Irmo is counted among the three Fëanturi, "masters of spirits," along with his sister Nienna, the wise Vala who mourns the suffering in the world, and his brother Namo, also called Mandos after his realm, the Halls of Mandos, where the souls dead go before moving onto other states of existence.

Irmo's wife is Estë the Gentle, who grants mortals rest and relief from their sorrows and weariness, and who sleeps by day on a small island in the lake Lórellin, within the Gardens of Lórien.
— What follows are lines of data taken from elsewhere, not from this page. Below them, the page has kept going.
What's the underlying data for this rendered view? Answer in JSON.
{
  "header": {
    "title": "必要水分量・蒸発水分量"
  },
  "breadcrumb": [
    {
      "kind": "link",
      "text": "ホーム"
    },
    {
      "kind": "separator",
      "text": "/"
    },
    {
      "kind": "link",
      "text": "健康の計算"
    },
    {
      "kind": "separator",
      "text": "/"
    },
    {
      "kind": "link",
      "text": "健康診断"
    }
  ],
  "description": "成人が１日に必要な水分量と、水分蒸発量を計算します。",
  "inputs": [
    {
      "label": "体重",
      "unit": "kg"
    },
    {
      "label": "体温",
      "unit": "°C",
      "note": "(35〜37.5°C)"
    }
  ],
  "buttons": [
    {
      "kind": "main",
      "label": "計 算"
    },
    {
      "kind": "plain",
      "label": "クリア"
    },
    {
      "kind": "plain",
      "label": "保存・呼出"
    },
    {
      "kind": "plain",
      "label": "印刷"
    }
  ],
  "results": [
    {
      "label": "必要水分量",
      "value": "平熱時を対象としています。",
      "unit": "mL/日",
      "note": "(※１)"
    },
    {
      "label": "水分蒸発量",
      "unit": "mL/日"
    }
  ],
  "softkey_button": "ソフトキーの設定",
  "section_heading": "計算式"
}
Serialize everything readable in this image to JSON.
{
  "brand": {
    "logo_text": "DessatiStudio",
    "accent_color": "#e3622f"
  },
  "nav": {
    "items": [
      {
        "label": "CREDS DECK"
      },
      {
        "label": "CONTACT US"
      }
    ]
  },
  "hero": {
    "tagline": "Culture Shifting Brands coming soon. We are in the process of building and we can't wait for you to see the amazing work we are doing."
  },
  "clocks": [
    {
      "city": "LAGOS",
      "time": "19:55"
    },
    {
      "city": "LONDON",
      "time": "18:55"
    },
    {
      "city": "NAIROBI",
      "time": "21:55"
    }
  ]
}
The most significant act by Irmo and Estë in The Silmarillion is advocating that there should be a nighttime to complement the day, in order that mortals be granted a regular period of sleep, and to prevent all the plants of the world from withering away under the heat and brightness of both the sun and the moon being in the sky at the same time, at all hours. Varda, the queen of the Valar whose work concerns the lights in the sky, regarded this as good counsel, and set the great lights moving in a circuit through the sky, inventing the twilight hours of dawn and dusk as well, in which the stars, her favourite lights, could show to best effect.

In Tolkien's Old English translations regarding the Valar, in his compendium The Book of Lost Tales, the fictional Saxon translator Eriol calls Irmo "Swefnfréa," meaning "dream-ruler."